Although Iranian hardliners would disagree with him, Rouhani is of the view that it has been beneficial to Iran. “We can now export as much oil as possible,” he said. “International transportation and shipping are much less inexpensive.” And in a reference to Western countries that have dropped their sanctions against Iran, Rouhani added, “Many trade and foreign investment contracts and agreements have been signed.”
Iranian Foreign Minister Mohammed Javad Zarif, Iran’s chief negotiator at the nuclear talks, does not believe it’s in jeopardy. But if the situation changes for there worse, he added, “we have options for every alternative.”
Should Iran come under military attack, Iranian Defence Minister Hossein Dehghan warned last month, the Iranian armed forces would respond aggressively, resulting in the destruction of “the Zionist regime” and the Arab Gulf states.

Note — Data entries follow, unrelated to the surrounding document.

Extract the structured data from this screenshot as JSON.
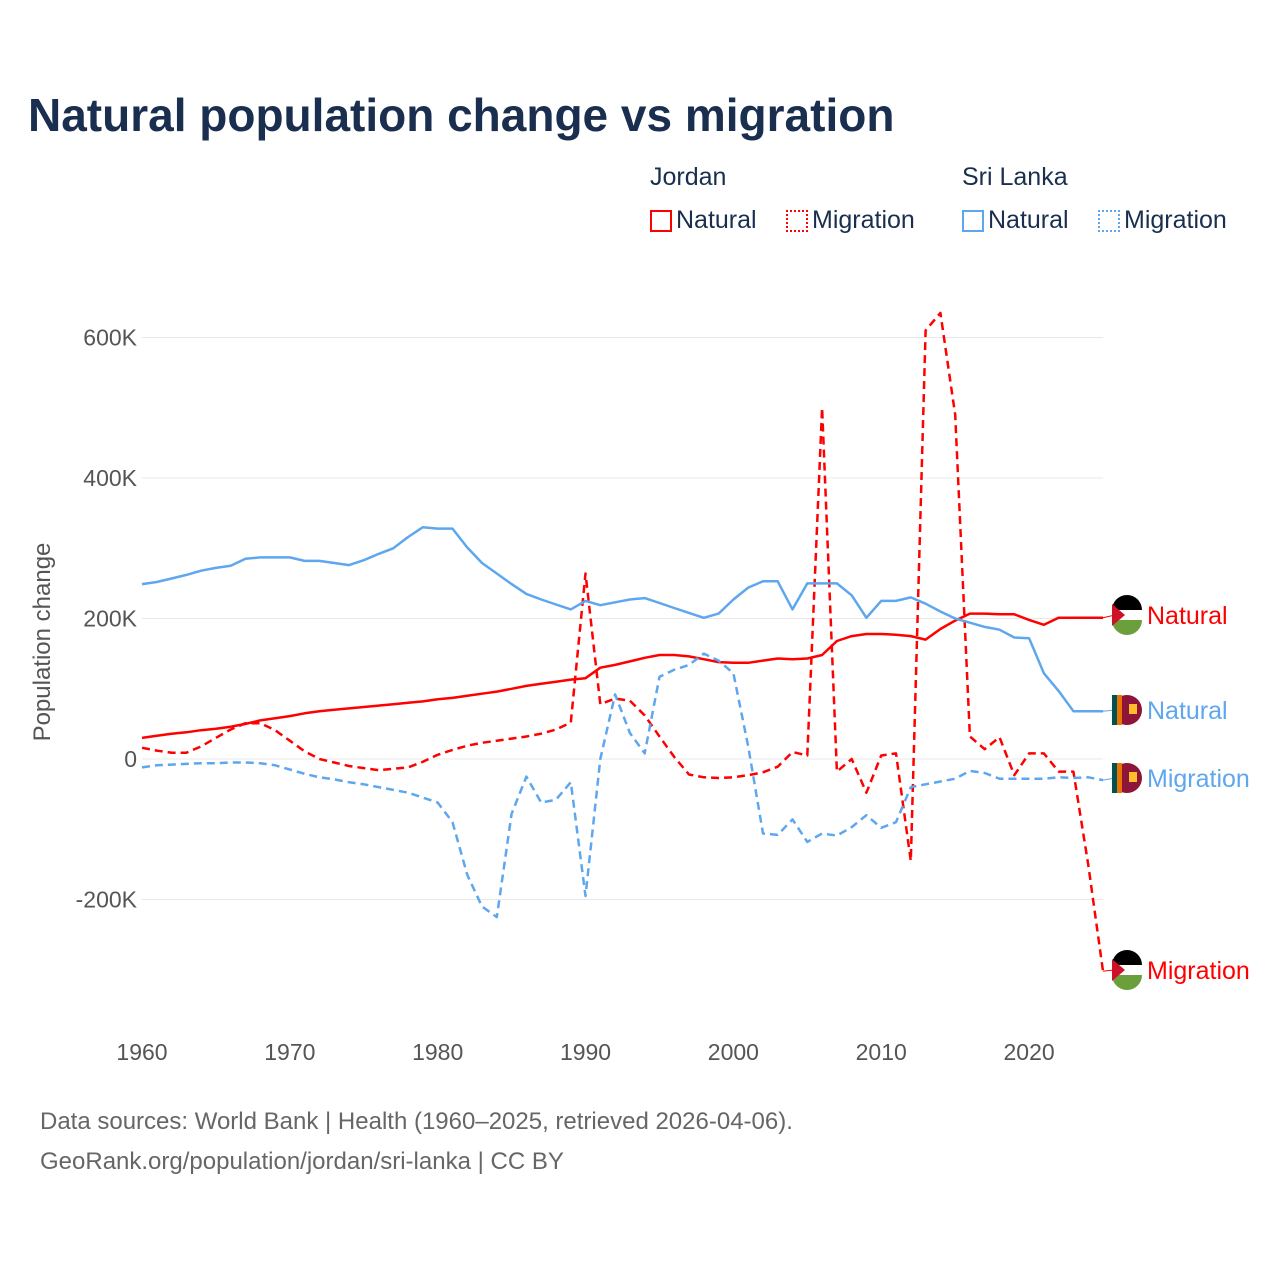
{
  "chart_data": {
    "type": "line",
    "title": "Natural population change vs migration",
    "ylabel": "Population change",
    "xlabel": "",
    "ylim": [
      -300000,
      650000
    ],
    "xlim": [
      1960,
      2025
    ],
    "yticks": [
      {
        "v": -200000,
        "label": "-200K"
      },
      {
        "v": 0,
        "label": "0"
      },
      {
        "v": 200000,
        "label": "200K"
      },
      {
        "v": 400000,
        "label": "400K"
      },
      {
        "v": 600000,
        "label": "600K"
      }
    ],
    "xticks": [
      1960,
      1970,
      1980,
      1990,
      2000,
      2010,
      2020
    ],
    "legend": {
      "groups": [
        {
          "name": "Jordan",
          "items": [
            "Natural",
            "Migration"
          ]
        },
        {
          "name": "Sri Lanka",
          "items": [
            "Natural",
            "Migration"
          ]
        }
      ],
      "placement": "top-right"
    },
    "colors": {
      "jordan": "#ff0000",
      "srilanka": "#5ea7ee"
    },
    "x_start": 1960,
    "series": [
      {
        "name": "Jordan Natural",
        "country": "jordan",
        "kind": "natural",
        "end_label": "Natural",
        "values": [
          30,
          33,
          36,
          38,
          41,
          43,
          46,
          50,
          55,
          58,
          61,
          65,
          68,
          70,
          72,
          74,
          76,
          78,
          80,
          82,
          85,
          87,
          90,
          93,
          96,
          100,
          104,
          107,
          110,
          113,
          115,
          130,
          134,
          139,
          144,
          148,
          148,
          146,
          142,
          138,
          137,
          137,
          140,
          143,
          142,
          143,
          148,
          168,
          175,
          178,
          178,
          177,
          175,
          170,
          185,
          197,
          207,
          207,
          206,
          206,
          198,
          191,
          201,
          201,
          201,
          201
        ]
      },
      {
        "name": "Jordan Migration",
        "country": "jordan",
        "kind": "migration",
        "end_label": "Migration",
        "values": [
          16,
          12,
          9,
          9,
          18,
          30,
          42,
          51,
          51,
          41,
          26,
          11,
          0,
          -5,
          -10,
          -13,
          -16,
          -14,
          -12,
          -4,
          6,
          13,
          19,
          23,
          26,
          29,
          32,
          36,
          42,
          52,
          264,
          78,
          86,
          83,
          62,
          32,
          3,
          -22,
          -26,
          -27,
          -26,
          -23,
          -19,
          -11,
          10,
          5,
          500,
          -18,
          0,
          -48,
          5,
          8,
          -145,
          610,
          635,
          490,
          32,
          14,
          31,
          -23,
          8,
          8,
          -18,
          -18,
          -150,
          -302
        ]
      },
      {
        "name": "Sri Lanka Natural",
        "country": "srilanka",
        "kind": "natural",
        "end_label": "Natural",
        "values": [
          249,
          252,
          257,
          262,
          268,
          272,
          275,
          285,
          287,
          287,
          287,
          282,
          282,
          279,
          276,
          283,
          292,
          300,
          316,
          330,
          328,
          328,
          301,
          279,
          264,
          249,
          235,
          227,
          220,
          213,
          225,
          219,
          223,
          227,
          229,
          222,
          215,
          208,
          201,
          207,
          227,
          244,
          253,
          253,
          213,
          250,
          250,
          250,
          233,
          201,
          225,
          225,
          230,
          221,
          210,
          200,
          194,
          188,
          184,
          173,
          172,
          122,
          97,
          68,
          68,
          68
        ]
      },
      {
        "name": "Sri Lanka Migration",
        "country": "srilanka",
        "kind": "migration",
        "end_label": "Migration",
        "values": [
          -12,
          -9,
          -8,
          -7,
          -6,
          -6,
          -5,
          -5,
          -6,
          -9,
          -15,
          -21,
          -26,
          -29,
          -33,
          -36,
          -40,
          -44,
          -48,
          -55,
          -62,
          -90,
          -165,
          -210,
          -225,
          -78,
          -25,
          -62,
          -58,
          -33,
          -195,
          0,
          92,
          37,
          8,
          117,
          127,
          134,
          150,
          140,
          122,
          18,
          -106,
          -108,
          -86,
          -118,
          -106,
          -109,
          -97,
          -80,
          -98,
          -90,
          -40,
          -36,
          -32,
          -28,
          -17,
          -20,
          -28,
          -28,
          -28,
          -28,
          -26,
          -27,
          -26,
          -30
        ]
      }
    ],
    "value_unit": "thousands"
  },
  "footer": {
    "line1": "Data sources: World Bank | Health (1960–2025, retrieved 2026-04-06).",
    "line2": "GeoRank.org/population/jordan/sri-lanka | CC BY"
  }
}
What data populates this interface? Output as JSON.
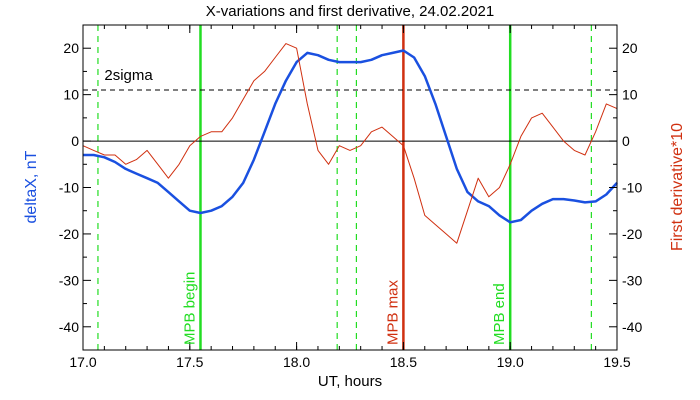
{
  "chart_data": {
    "type": "line",
    "title": "X-variations and first derivative, 24.02.2021",
    "xlabel": "UT, hours",
    "ylabel_left": "deltaX, nT",
    "ylabel_right": "First derivative*10",
    "xlim": [
      17.0,
      19.5
    ],
    "ylim": [
      -45,
      25
    ],
    "x_ticks": [
      "17.0",
      "17.5",
      "18.0",
      "18.5",
      "19.0",
      "19.5"
    ],
    "y_ticks": [
      "20",
      "10",
      "0",
      "-10",
      "-20",
      "-30",
      "-40"
    ],
    "colors": {
      "deltaX": "#1a50e0",
      "derivative": "#d03010",
      "marker_green": "#22dd22",
      "marker_red": "#d03010",
      "reference": "#000000"
    },
    "threshold": {
      "label": "2sigma",
      "value": 11
    },
    "series": [
      {
        "key": "deltaX",
        "x": [
          17.0,
          17.05,
          17.1,
          17.15,
          17.2,
          17.25,
          17.3,
          17.35,
          17.4,
          17.45,
          17.5,
          17.55,
          17.6,
          17.65,
          17.7,
          17.75,
          17.8,
          17.85,
          17.9,
          17.95,
          18.0,
          18.05,
          18.1,
          18.15,
          18.2,
          18.25,
          18.3,
          18.35,
          18.4,
          18.45,
          18.5,
          18.55,
          18.6,
          18.65,
          18.7,
          18.75,
          18.8,
          18.85,
          18.9,
          18.95,
          19.0,
          19.05,
          19.1,
          19.15,
          19.2,
          19.25,
          19.3,
          19.35,
          19.4,
          19.45,
          19.5
        ],
        "values": [
          -3,
          -3,
          -3.5,
          -4.5,
          -6,
          -7,
          -8,
          -9,
          -11,
          -13,
          -15,
          -15.5,
          -15,
          -14,
          -12,
          -9,
          -4,
          2,
          8,
          13,
          17,
          19,
          18.5,
          17.5,
          17,
          17,
          17,
          17.5,
          18.5,
          19,
          19.5,
          18,
          14,
          8,
          1,
          -6,
          -11,
          -13,
          -14,
          -16,
          -17.5,
          -17,
          -15,
          -13.5,
          -12.5,
          -12.5,
          -12.8,
          -13.2,
          -13,
          -11.5,
          -9
        ]
      },
      {
        "key": "derivative",
        "x": [
          17.0,
          17.05,
          17.1,
          17.15,
          17.2,
          17.25,
          17.3,
          17.35,
          17.4,
          17.45,
          17.5,
          17.55,
          17.6,
          17.65,
          17.7,
          17.75,
          17.8,
          17.85,
          17.9,
          17.95,
          18.0,
          18.05,
          18.1,
          18.15,
          18.2,
          18.25,
          18.3,
          18.35,
          18.4,
          18.45,
          18.5,
          18.55,
          18.6,
          18.65,
          18.7,
          18.75,
          18.8,
          18.85,
          18.9,
          18.95,
          19.0,
          19.05,
          19.1,
          19.15,
          19.2,
          19.25,
          19.3,
          19.35,
          19.4,
          19.45,
          19.5
        ],
        "values": [
          -1,
          -2,
          -3,
          -3,
          -5,
          -4,
          -2,
          -5,
          -8,
          -5,
          -1,
          1,
          2,
          2,
          5,
          9,
          13,
          15,
          18,
          21,
          20,
          8,
          -2,
          -5,
          -1,
          -2,
          -1,
          2,
          3,
          1,
          -1,
          -8,
          -16,
          -18,
          -20,
          -22,
          -15,
          -8,
          -12,
          -10,
          -5,
          1,
          5,
          6,
          3,
          0,
          -2,
          -3,
          2,
          8,
          7
        ]
      }
    ],
    "markers": [
      {
        "x": 17.07,
        "style": "dashed",
        "color": "green",
        "label": ""
      },
      {
        "x": 17.55,
        "style": "solid",
        "color": "green",
        "label": "MPB begin"
      },
      {
        "x": 18.19,
        "style": "dashed",
        "color": "green",
        "label": ""
      },
      {
        "x": 18.28,
        "style": "dashed",
        "color": "green",
        "label": ""
      },
      {
        "x": 18.5,
        "style": "solid",
        "color": "red",
        "label": "MPB max"
      },
      {
        "x": 19.0,
        "style": "solid",
        "color": "green",
        "label": "MPB end"
      },
      {
        "x": 19.38,
        "style": "dashed",
        "color": "green",
        "label": ""
      }
    ]
  }
}
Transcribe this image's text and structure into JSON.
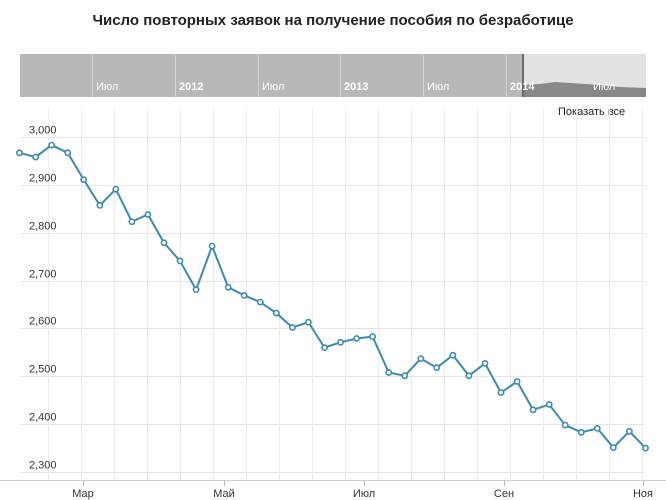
{
  "title": "Число повторных заявок на получение пособия по безработице",
  "navigator": {
    "labels": [
      "Июл",
      "2012",
      "Июл",
      "2013",
      "Июл",
      "2014",
      "Июл"
    ],
    "bold": [
      false,
      true,
      false,
      true,
      false,
      true,
      false
    ],
    "colors": {
      "background": "#b8b8b8",
      "selection": "#e2e2e2",
      "text": "#ffffff",
      "area": "#888888"
    }
  },
  "show_all_label": "Показать все",
  "chart_data": {
    "type": "line",
    "title": "Число повторных заявок на получение пособия по безработице",
    "xlabel": "",
    "ylabel": "",
    "ylim": [
      2290,
      3020
    ],
    "yticks": [
      3000,
      2900,
      2800,
      2700,
      2600,
      2500,
      2400,
      2300
    ],
    "ytick_labels": [
      "3,000",
      "2,900",
      "2,800",
      "2,700",
      "2,600",
      "2,500",
      "2,400",
      "2,300"
    ],
    "xtick_labels": [
      "Мар",
      "Май",
      "Июл",
      "Сен",
      "Ноя"
    ],
    "grid": true,
    "series": [
      {
        "color": "#3d8aab",
        "values": [
          2967,
          2958,
          2983,
          2967,
          2911,
          2857,
          2891,
          2823,
          2838,
          2779,
          2741,
          2681,
          2772,
          2686,
          2669,
          2655,
          2632,
          2602,
          2613,
          2560,
          2571,
          2579,
          2583,
          2508,
          2501,
          2537,
          2518,
          2544,
          2501,
          2527,
          2466,
          2489,
          2430,
          2441,
          2398,
          2383,
          2391,
          2351,
          2385,
          2350
        ]
      }
    ]
  }
}
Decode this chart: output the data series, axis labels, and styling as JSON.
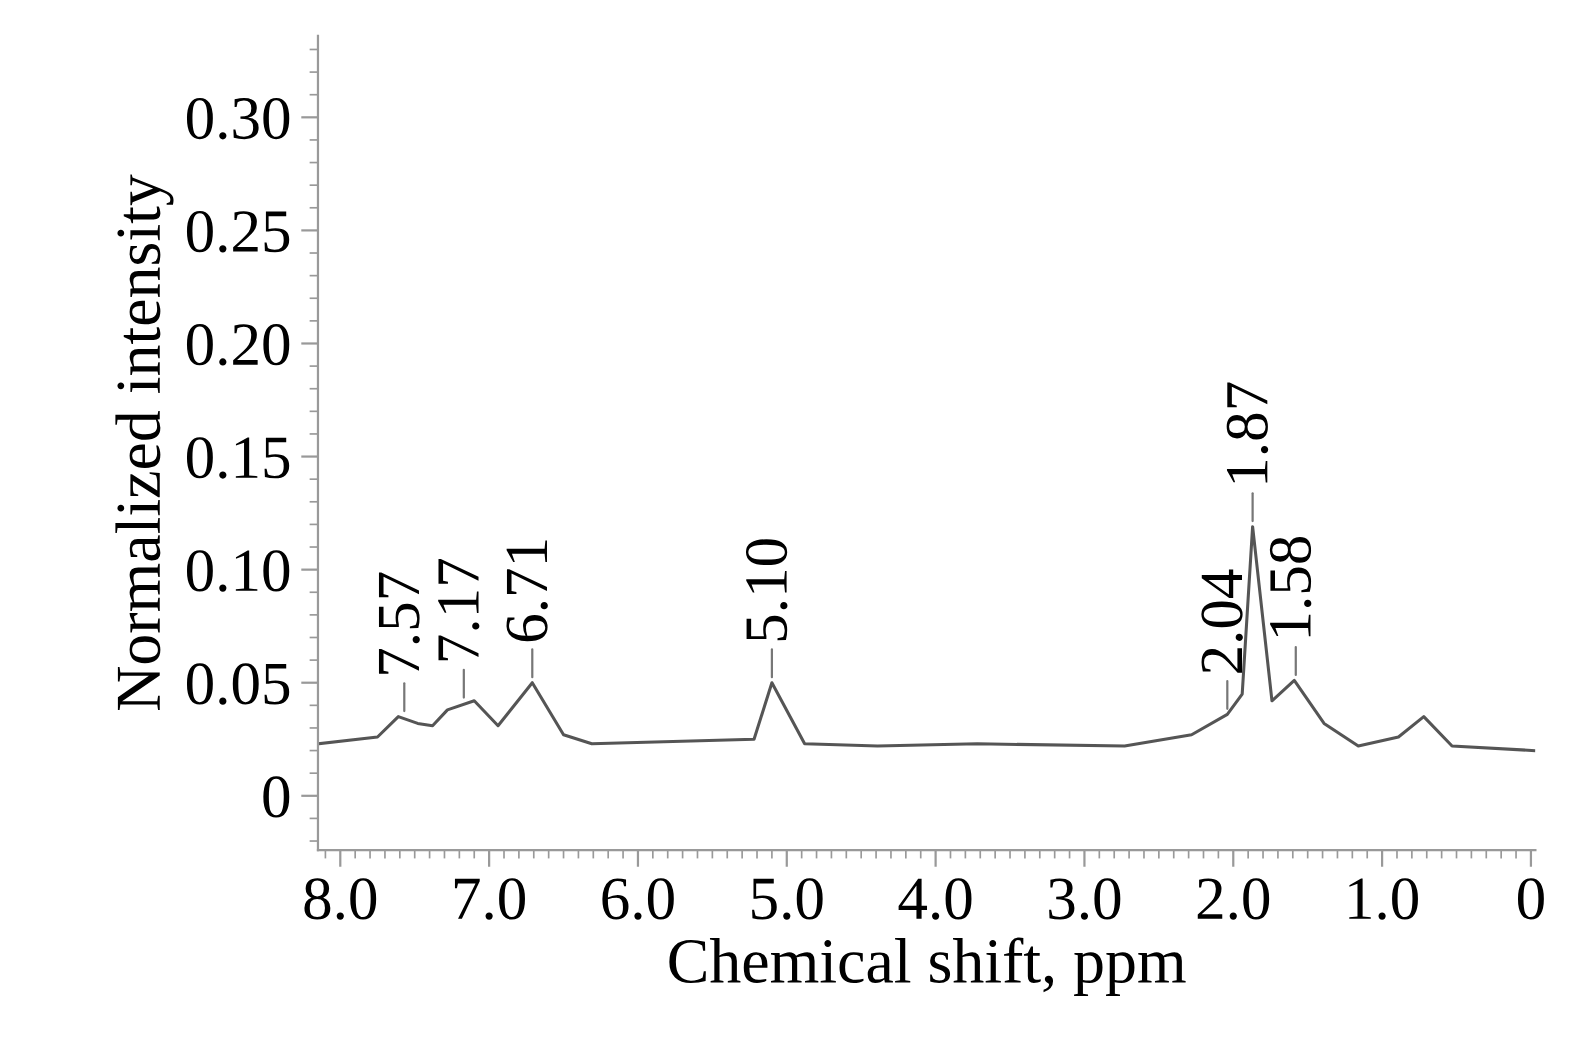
{
  "chart_data": {
    "type": "line",
    "xlabel": "Chemical shift, ppm",
    "ylabel": "Normalized intensity",
    "x": [
      8.15,
      7.75,
      7.61,
      7.48,
      7.38,
      7.28,
      7.1,
      6.94,
      6.71,
      6.5,
      6.31,
      5.22,
      5.1,
      4.88,
      4.39,
      3.72,
      2.73,
      2.28,
      2.04,
      1.94,
      1.87,
      1.74,
      1.59,
      1.39,
      1.16,
      0.89,
      0.72,
      0.53,
      -0.02
    ],
    "series": [
      {
        "color": "#555555",
        "values": [
          0.023,
          0.026,
          0.035,
          0.032,
          0.031,
          0.038,
          0.042,
          0.031,
          0.05,
          0.027,
          0.023,
          0.025,
          0.05,
          0.023,
          0.022,
          0.023,
          0.022,
          0.027,
          0.036,
          0.045,
          0.119,
          0.042,
          0.051,
          0.032,
          0.022,
          0.026,
          0.035,
          0.022,
          0.02
        ]
      }
    ],
    "xlim": [
      8.15,
      -0.03
    ],
    "ylim": [
      -0.024,
      0.336
    ],
    "xticks": [
      {
        "value": 8.0,
        "label": "8.0"
      },
      {
        "value": 7.0,
        "label": "7.0"
      },
      {
        "value": 6.0,
        "label": "6.0"
      },
      {
        "value": 5.0,
        "label": "5.0"
      },
      {
        "value": 4.0,
        "label": "4.0"
      },
      {
        "value": 3.0,
        "label": "3.0"
      },
      {
        "value": 2.0,
        "label": "2.0"
      },
      {
        "value": 1.0,
        "label": "1.0"
      },
      0
    ],
    "yticks": [
      0,
      0.05,
      {
        "value": 0.1,
        "label": "0.10"
      },
      0.15,
      {
        "value": 0.2,
        "label": "0.20"
      },
      0.25,
      {
        "value": 0.3,
        "label": "0.30"
      }
    ],
    "grid": false,
    "legend": false,
    "annotations": [
      {
        "text": "7.57",
        "x": 7.57,
        "y": 0.035
      },
      {
        "text": "7.17",
        "x": 7.17,
        "y": 0.041
      },
      {
        "text": "6.71",
        "x": 6.71,
        "y": 0.05
      },
      {
        "text": "5.10",
        "x": 5.1,
        "y": 0.05
      },
      {
        "text": "2.04",
        "x": 2.04,
        "y": 0.036
      },
      {
        "text": "1.87",
        "x": 1.87,
        "y": 0.119
      },
      {
        "text": "1.58",
        "x": 1.58,
        "y": 0.051
      }
    ]
  }
}
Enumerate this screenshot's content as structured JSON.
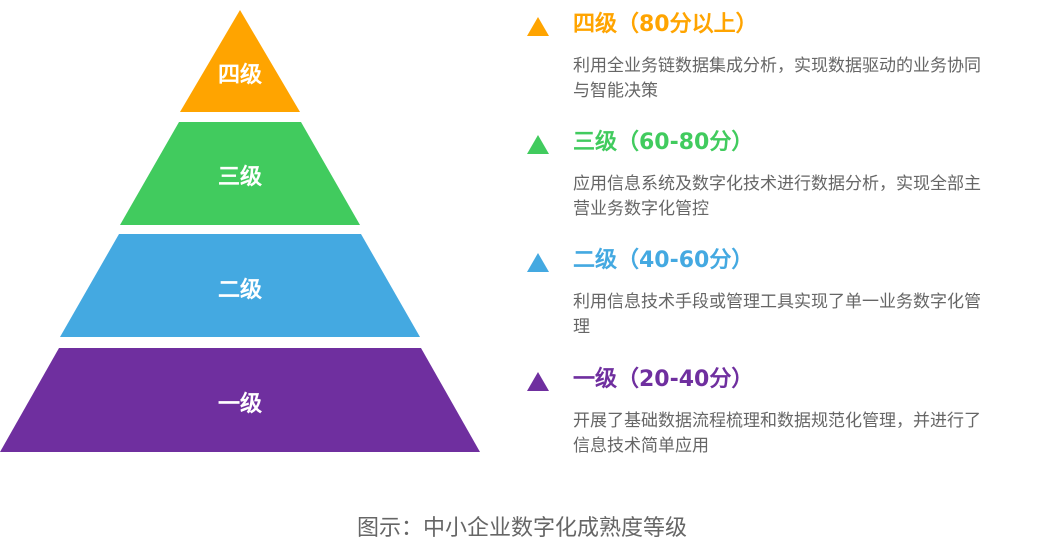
{
  "colors": {
    "level4": "#FFA400",
    "level3": "#41CB5E",
    "level2": "#44A9E1",
    "level1": "#6F2F9F",
    "text": "#666666"
  },
  "pyramid": [
    "四级",
    "三级",
    "二级",
    "一级"
  ],
  "levels": [
    {
      "title": "四级（80分以上）",
      "desc": "利用全业务链数据集成分析，实现数据驱动的业务协同与智能决策"
    },
    {
      "title": "三级（60-80分）",
      "desc": "应用信息系统及数字化技术进行数据分析，实现全部主营业务数字化管控"
    },
    {
      "title": "二级（40-60分）",
      "desc": "利用信息技术手段或管理工具实现了单一业务数字化管理"
    },
    {
      "title": "一级（20-40分）",
      "desc": "开展了基础数据流程梳理和数据规范化管理，并进行了信息技术简单应用"
    }
  ],
  "caption": "图示：中小企业数字化成熟度等级"
}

Dehghan may have been reacting to a comment made by Netanyahu in early December. Addressing the annual Saban Forum in Washington, D.C. via a satellite feed, Netanyahu said Israel is fully committed to preventing Iran from acquiring a nuclear arsenal and would seriously consider using military force in pursuit of this objective.
Netanyahu is concerned that the nuclear agreement, which is due to lapse in 10 to 15 years, will pave the way for Tehran’s eventual acquisition of atomic weapons. Israel seeks the removal of Iran’s nuclear program, but Netanyahu may settle for a full enforcement of the agreement, a course of action advocated by Joseph Lieberman, a former U.S. senator, close friend of Israel and currently chairman of United Against Nuclear Iran.
In an op-ed piece in The Washington Post recently, Lieberman and his co-author, Mark Wallace, a former U.S. ambassador to the United Nations, wrote that the Trump administration should first try to enforce it and then renegotiate it “beyond the confines of the nuclear issue.”
They claim that Iran has twice exceeded its allotted limit for heavy water and test-fired multiple ballistic missiles. Lieberman and Wallace also contend that Iran must “verifiably curb its regional aggression, state sponsorship of terrorism and domestic repression of human rights.” In return for acceding to these demands, they note, Iran could be given “broad-based sanctions relief and even normalization of relations” with the United States and other Western nations.
If the Iranian government does not comply, they argue, Trump should impose a new round of comprehensive secondary sanctions against Iran and, if necessary, repudiate the nuclear agreement altogether. “Such a step-by-step strategy would make clear that the United States is willing to work with Iran but that there will be consequences for the Iranians if no diplomatic solution is reached,” Lieberman and Wallace wrote.
Trump has yet to decide which path he will embark upon with respect to the agreement. But on January 29, in a telephone conversation with King Salman of Saudi Arabia, he said he would “vigorously enforce” it.
Which means, of course, that he has come to terms with the agreement and will not try to scrap it.